LACL, bâtiment P2-RdC, salle des conseil P2-131, comment y aller

Programme

14h00-15h00: Paolo Ballarini (MICS CentraleSupélec) : Reachability design through Approximate Bayesian Computation

Abstract: Time-bounded reachability problems are concerned with assessing whether a model’s trajectories travers a given region of the state-space within given time-bounds. In the case of stochastic models reachability is associated with a measure of probability which depends on the model’s parameters. We propose a methodology that, given a reachability specification (for a parametric stochastic model), allows for computing a reachability related probability distribution on the parameter space, i.e. a distribution that allows for identifying regions of the parameter space for which there is a non-null probability to match the considered reachability specification. The methodology relies on the characterisation of distance between a model’s trajectory and a reachability specification which we show being assessable by using a hybrid automaton as a monitor of a model’s trajectory. An automata-based adaptation of the Approximated Bayesian Computation method is then introduced to estimate the reachability distribution on the parameter space.

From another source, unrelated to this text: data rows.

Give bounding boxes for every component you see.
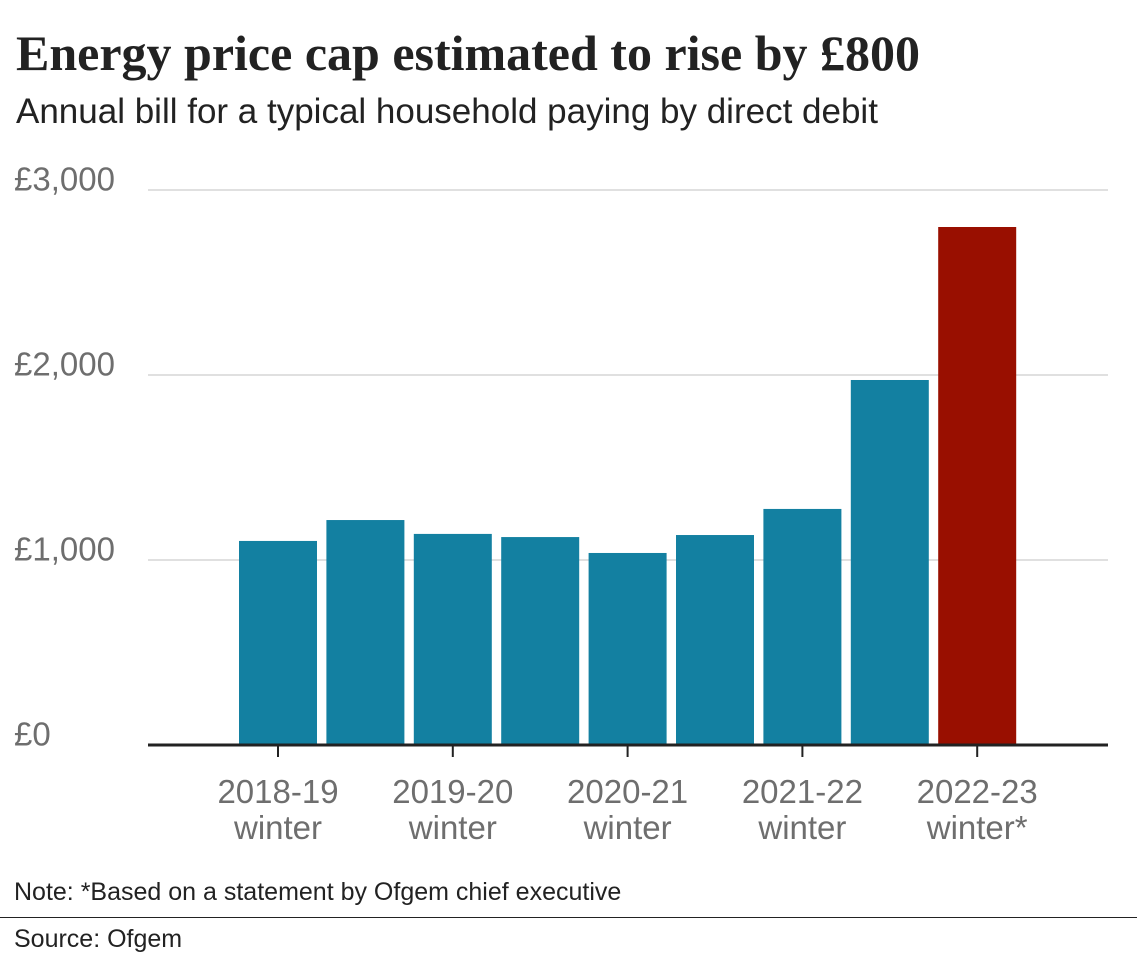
chart-title: Energy price cap estimated to rise by £8… (16, 25, 921, 81)
y-tick-label: £1,000 (14, 531, 115, 568)
x-tick-label: 2019-20 winter (392, 773, 514, 846)
chart-subtitle: Annual bill for a typical household payi… (16, 92, 878, 131)
bar (763, 508, 842, 745)
y-tick-label: £2,000 (14, 346, 115, 383)
x-tick-label: 2022-23 winter* (916, 773, 1038, 846)
note: Note: *Based on a statement by Ofgem chi… (14, 878, 622, 906)
x-tick-label: 2018-19 winter (217, 773, 339, 846)
bar (850, 379, 929, 745)
bar (938, 227, 1017, 745)
bar (413, 533, 492, 745)
divider (0, 917, 1137, 918)
bar (239, 540, 317, 745)
bar (326, 520, 405, 745)
x-tick-label: 2020-21 winter (567, 773, 689, 846)
source: Source: Ofgem (14, 925, 183, 953)
x-tick-label: 2021-22 winter (741, 773, 863, 846)
bar (676, 535, 754, 745)
y-tick-label: £3,000 (14, 161, 115, 198)
bar (501, 537, 580, 745)
y-tick-label: £0 (14, 716, 51, 753)
bar (588, 552, 667, 745)
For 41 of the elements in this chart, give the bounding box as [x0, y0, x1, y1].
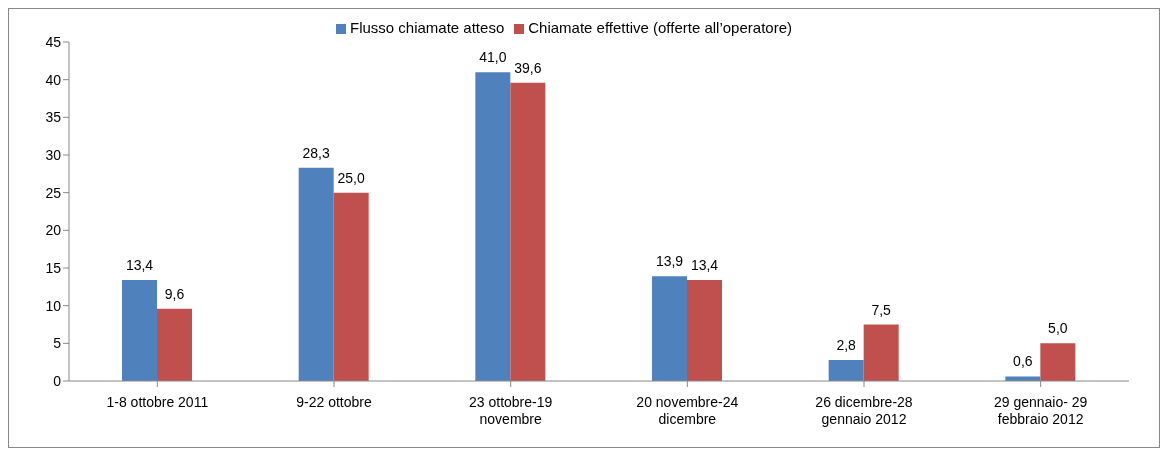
x-tick-label: 23 ottobre-19 novembre	[469, 394, 553, 427]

15h00-15h30 : Mathilde Boltenhagen (LSV) : Generalized Alignment-Based Trace Clustering of Process Behavior

Abstract: Process mining techniques use event logs containing real process executions in order to mine, align and extend process models (commonly BPMN or Petri nets). The partition of an event log into trace variants facilitates the understanding and analysis of traces, so it is a common pre-processing in process mining environments. Trace clustering automates this partition; traditionally it has been applied without taking into consideration the availability of a process model. In this work we extend our previous model based trace clustering, by allowing cluster centroids to have a complex structure. Cluster centroids can then range from partial orders, down to sub-nets of the initial process model. This new clustering framework is able to cluster together traces that are distant only due to concurrency or loop constructs in process models. The method is encoded as a SAT problem and we show a sampling method to deal with large datasets.